Abstract Amon Wilbee was the authorial pseudonym for four tracts critical of the Long Parliament that appeared between July 1647 and May 1648. Wilbee depicted leading MPs as corrupt, self-interested, and insensitive to the needs of the people. These tracts reveal much about the origins of the Levellers; but, because of their uncertain authorship, they have received little attention from civil war historians. This essay provides the first systematic examination of their authorship, publishing contexts, and relevance to scholarly interpretation of the Levellers. Extensive textual comparisons suggest that William Walwyn was probably the principal drafter of the Amon Wilbee tracts; Richard Overton and Edward Sexby are also identified as likely contributors. Amon Wilbee’s political posture evolved from anti-Presbyterianism in July 1647 to a broader disillusionment with leading Independents and the Long Parliament itself by November 1647. Wilbee’s polemical trajectory is consistent with recent scholarly assertions that the Levellers did not fully emerge as a detached political faction until the autumn of 1647. The authorship and print history of these publications point to a convergence of civilian and army radicals in the emergence of the Levellers at that time.

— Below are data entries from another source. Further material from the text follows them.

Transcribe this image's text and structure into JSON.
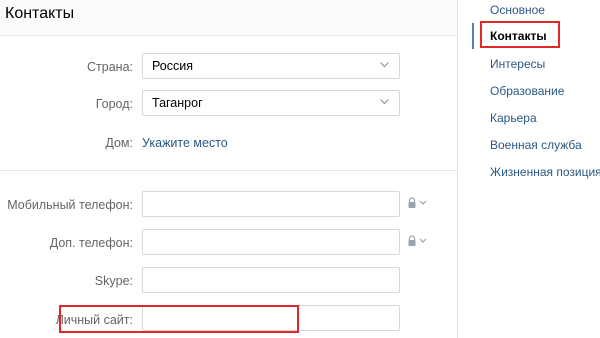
{
  "header": {
    "title": "Контакты"
  },
  "form": {
    "country": {
      "label": "Страна:",
      "value": "Россия"
    },
    "city": {
      "label": "Город:",
      "value": "Таганрог"
    },
    "home": {
      "label": "Дом:",
      "link": "Укажите место"
    },
    "mobile": {
      "label": "Мобильный телефон:",
      "value": ""
    },
    "extra_phone": {
      "label": "Доп. телефон:",
      "value": ""
    },
    "skype": {
      "label": "Skype:",
      "value": ""
    },
    "website": {
      "label": "Личный сайт:",
      "value": ""
    }
  },
  "sidebar": {
    "items": [
      {
        "label": "Основное",
        "active": false
      },
      {
        "label": "Контакты",
        "active": true
      },
      {
        "label": "Интересы",
        "active": false
      },
      {
        "label": "Образование",
        "active": false
      },
      {
        "label": "Карьера",
        "active": false
      },
      {
        "label": "Военная служба",
        "active": false
      },
      {
        "label": "Жизненная позиция",
        "active": false
      }
    ]
  },
  "colors": {
    "link": "#2a5885",
    "label": "#656565",
    "highlight": "#e2262a",
    "accent": "#5181b8"
  },
  "icons": {
    "privacy": "lock-icon",
    "dropdown": "chevron-down-icon"
  }
}
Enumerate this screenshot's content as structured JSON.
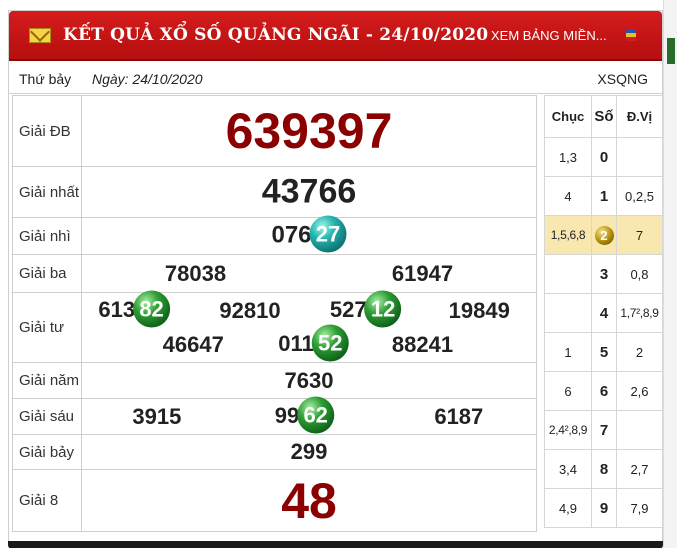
{
  "header": {
    "title": "KẾT QUẢ XỔ SỐ QUẢNG NGÃI - 24/10/2020",
    "link": "XEM BẢNG MIỀN...",
    "colors": {
      "header_red": "#c61616",
      "special_prize": "#8b0000",
      "highlight_row": "#f9e7b0"
    }
  },
  "info": {
    "day": "Thứ bảy",
    "date": "Ngày: 24/10/2020",
    "code": "XSQNG"
  },
  "prizes": [
    {
      "label": "Giải ĐB",
      "numbers": [
        {
          "main": "639397",
          "ball": ""
        }
      ]
    },
    {
      "label": "Giải nhất",
      "numbers": [
        {
          "main": "43766",
          "ball": ""
        }
      ]
    },
    {
      "label": "Giải nhì",
      "numbers": [
        {
          "main": "076",
          "ball": "27"
        }
      ]
    },
    {
      "label": "Giải ba",
      "numbers": [
        {
          "main": "78038",
          "ball": ""
        },
        {
          "main": "61947",
          "ball": ""
        }
      ]
    },
    {
      "label": "Giải tư",
      "numbers": [
        {
          "main": "613",
          "ball": "82"
        },
        {
          "main": "92810",
          "ball": ""
        },
        {
          "main": "527",
          "ball": "12"
        },
        {
          "main": "19849",
          "ball": ""
        },
        {
          "main": "46647",
          "ball": ""
        },
        {
          "main": "011",
          "ball": "52"
        },
        {
          "main": "88241",
          "ball": ""
        }
      ]
    },
    {
      "label": "Giải năm",
      "numbers": [
        {
          "main": "7630",
          "ball": ""
        }
      ]
    },
    {
      "label": "Giải sáu",
      "numbers": [
        {
          "main": "3915",
          "ball": ""
        },
        {
          "main": "99",
          "ball": "62"
        },
        {
          "main": "6187",
          "ball": ""
        }
      ]
    },
    {
      "label": "Giải bảy",
      "numbers": [
        {
          "main": "299",
          "ball": ""
        }
      ]
    },
    {
      "label": "Giải 8",
      "numbers": [
        {
          "main": "48",
          "ball": ""
        }
      ]
    }
  ],
  "loto": {
    "headers": {
      "chuc": "Chục",
      "so": "Số",
      "dvi": "Đ.Vị"
    },
    "rows": [
      {
        "chuc": "1,3",
        "so": "0",
        "dvi": ""
      },
      {
        "chuc": "4",
        "so": "1",
        "dvi": "0,2,5"
      },
      {
        "chuc": "1,5,6,8",
        "so": "2",
        "dvi": "7"
      },
      {
        "chuc": "",
        "so": "3",
        "dvi": "0,8"
      },
      {
        "chuc": "",
        "so": "4",
        "dvi": "1,7²,8,9"
      },
      {
        "chuc": "1",
        "so": "5",
        "dvi": "2"
      },
      {
        "chuc": "6",
        "so": "6",
        "dvi": "2,6"
      },
      {
        "chuc": "2,4²,8,9",
        "so": "7",
        "dvi": ""
      },
      {
        "chuc": "3,4",
        "so": "8",
        "dvi": "2,7"
      },
      {
        "chuc": "4,9",
        "so": "9",
        "dvi": "7,9"
      }
    ]
  }
}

As political propaganda, the Wilbee tracts sought to influence and mobilise a radical Independent community of discourse in London, nearby counties, and the New Model Army from which the initial Leveller following was drawn. The essay also bears significantly on interpretations of the Leveller authors’ attitudes towards monarchy and republicanism and helps explain why the Levellers attracted ordinary people.